Мофей осторожно пожал пухлую ладошку. Не самый плохой попутчик образовался. Городит, правда, несусветное, но человек, по всему, не вредный. Вот, даже и не проклял ещё ни разу, хоть и обещал. Правда, плакали теперь новые сапожки, не разувать же друга новоявленного.
Тут со стороны храма звук донёсся: то ли собака завыла, то ли кот истошно завопил. Мофей поспешно под ноги глянул, не придавил ли кого сапожищем? Однако обошлось, никого не разлепёшило. А источник заунывности обнаружился быстро. Сидящий у самой ограды оборванец, пацанёнок лет десяти, подвывает тихонько, слова старательно выводит, гримасничает горестно. По всему выходит – песню поёт.

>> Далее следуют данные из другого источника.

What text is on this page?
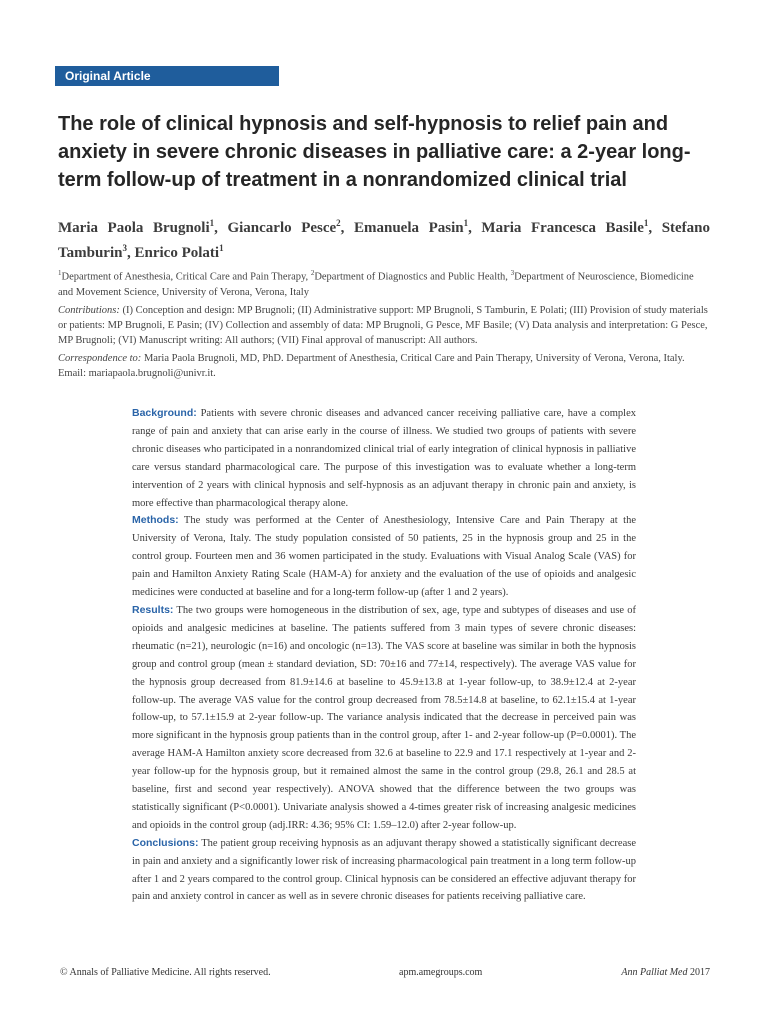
Original Article
The role of clinical hypnosis and self-hypnosis to relief pain and anxiety in severe chronic diseases in palliative care: a 2-year long-term follow-up of treatment in a nonrandomized clinical trial

Maria Paola Brugnoli$^1$, Giancarlo Pesce$^2$, Emanuela Pasin$^1$, Maria Francesca Basile$^1$, Stefano Tamburin$^3$, Enrico Polati$^1$

$^1$Department of Anesthesia, Critical Care and Pain Therapy, $^2$Department of Diagnostics and Public Health, $^3$Department of Neuroscience, Biomedicine and Movement Science, University of Verona, Verona, Italy

Contributions: (I) Conception and design: MP Brugnoli; (II) Administrative support: MP Brugnoli, S Tamburin, E Polati; (III) Provision of study materials or patients: MP Brugnoli, E Pasin; (IV) Collection and assembly of data: MP Brugnoli, G Pesce, MF Basile; (V) Data analysis and interpretation: G Pesce, MP Brugnoli; (VI) Manuscript writing: All authors; (VII) Final approval of manuscript: All authors.

Correspondence to: Maria Paola Brugnoli, MD, PhD. Department of Anesthesia, Critical Care and Pain Therapy, University of Verona, Verona, Italy. Email: mariapaola.brugnoli@univr.it.

Background: Patients with severe chronic diseases and advanced cancer receiving palliative care, have a complex range of pain and anxiety that can arise early in the course of illness. We studied two groups of patients with severe chronic diseases who participated in a nonrandomized clinical trial of early integration of clinical hypnosis in palliative care versus standard pharmacological care. The purpose of this investigation was to evaluate whether a long-term intervention of 2 years with clinical hypnosis and self-hypnosis as an adjuvant therapy in chronic pain and anxiety, is more effective than pharmacological therapy alone.

Methods: The study was performed at the Center of Anesthesiology, Intensive Care and Pain Therapy at the University of Verona, Italy. The study population consisted of 50 patients, 25 in the hypnosis group and 25 in the control group. Fourteen men and 36 women participated in the study. Evaluations with Visual Analog Scale (VAS) for pain and Hamilton Anxiety Rating Scale (HAM-A) for anxiety and the evaluation of the use of opioids and analgesic medicines were conducted at baseline and for a long-term follow-up (after 1 and 2 years).

Results: The two groups were homogeneous in the distribution of sex, age, type and subtypes of diseases and use of opioids and analgesic medicines at baseline. The patients suffered from 3 main types of severe chronic diseases: rheumatic (n=21), neurologic (n=16) and oncologic (n=13). The VAS score at baseline was similar in both the hypnosis group and control group (mean ± standard deviation, SD: 70±16 and 77±14, respectively). The average VAS value for the hypnosis group decreased from 81.9±14.6 at baseline to 45.9±13.8 at 1-year follow-up, to 38.9±12.4 at 2-year follow-up. The average VAS value for the control group decreased from 78.5±14.8 at baseline, to 62.1±15.4 at 1-year follow-up, to 57.1±15.9 at 2-year follow-up. The variance analysis indicated that the decrease in perceived pain was more significant in the hypnosis group patients than in the control group, after 1- and 2-year follow-up (P=0.0001). The average HAM-A Hamilton anxiety score decreased from 32.6 at baseline to 22.9 and 17.1 respectively at 1-year and 2-year follow-up for the hypnosis group, but it remained almost the same in the control group (29.8, 26.1 and 28.5 at baseline, first and second year respectively). ANOVA showed that the difference between the two groups was statistically significant (P<0.0001). Univariate analysis showed a 4-times greater risk of increasing analgesic medicines and opioids in the control group (adj.IRR: 4.36; 95% CI: 1.59–12.0) after 2-year follow-up.

Conclusions: The patient group receiving hypnosis as an adjuvant therapy showed a statistically significant decrease in pain and anxiety and a significantly lower risk of increasing pharmacological pain treatment in a long term follow-up after 1 and 2 years compared to the control group. Clinical hypnosis can be considered an effective adjuvant therapy for pain and anxiety control in cancer as well as in severe chronic diseases for patients receiving palliative care.

© Annals of Palliative Medicine. All rights reserved.	apm.amegroups.com	Ann Palliat Med 2017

Задушевную.
Какие сны бывают необычные…
Приснился город, серый от дождей.
Там кошки, словно граждане приличные,
Живут в домах, под крышею своей.
И шубки пряча под зонты огромные,
Спешат с работы кошки по домам.
А человечки, стайками бездомными,
Шныряют по подъездам и дворам.
А впереди ещё и зимы снежные!
Так человечкам неуютно тут.
И смотрят кошкам вслед они с надеждою,
Вдруг обернутся, да и подберут?
Обсушат нежно существо дрожащее,
Парным его накормят молоком.
И имя, человечку подходящее,
С котятами придумают потом.
И сыто разомлев на подоконнике,
Под умилительный, кошачий смех.
Уже не очень человечку помнится,
Что подбирают далеко не всех.
Уж лучше бы замучила бессонница!
Иначе мыслям не хватает дня.
Подумалось: а если сон исполнится?
То подберёт ли кто-нибудь меня?
Мофей оглядел щуплую фигурку, печальные, серые глазёнки, личико чумазое…
– А что, многомольный, давай подберём малого? – проявил милосердие. – Вишь, как жалобно завывает!
– Самим жрать нечего! – огрызнулся служитель, на дитё глянул немилостиво. – Да и вообще…
– Но ведь ты служитель Великого Гончара! – изумился гвардеец. – А как же сердоболие? Доброделие и сребролю… А, нет! Последнее вычеркни, до поры.
– Так ведь я со всей жалостью! – возмущённо воскликнул служитель. – Ежели мы его с собой возьмём, он всенепременно с голоду подохнет. При таких-то добытчиках. А так, глядишь, кто чего и подаст. Вон как жалостливо песню выводит! Даже у меня рука зачесалась бросить чего-нибудь!
– Надеюсь, не камень? – Мофей сдобрил удивление сомнением. – Или действительно, последнее бы отдал? Прям кружку свою пустую?
– А вот не надо мне тут! – не поддался на провокацию служитель. – Для примера сказал. Какой-то ты несообразительный!
– Чего нет- того нет, – протянул покладисто Мофей. – Дурак и есть, чего уж там.
Пацанёнок выслушал внимательно, поднялся; штаны, сто раз латаные, на коленях прохудившиеся, небрежно подтянул. Ухмыльнулся озорно, во все четыре потерянных зуба.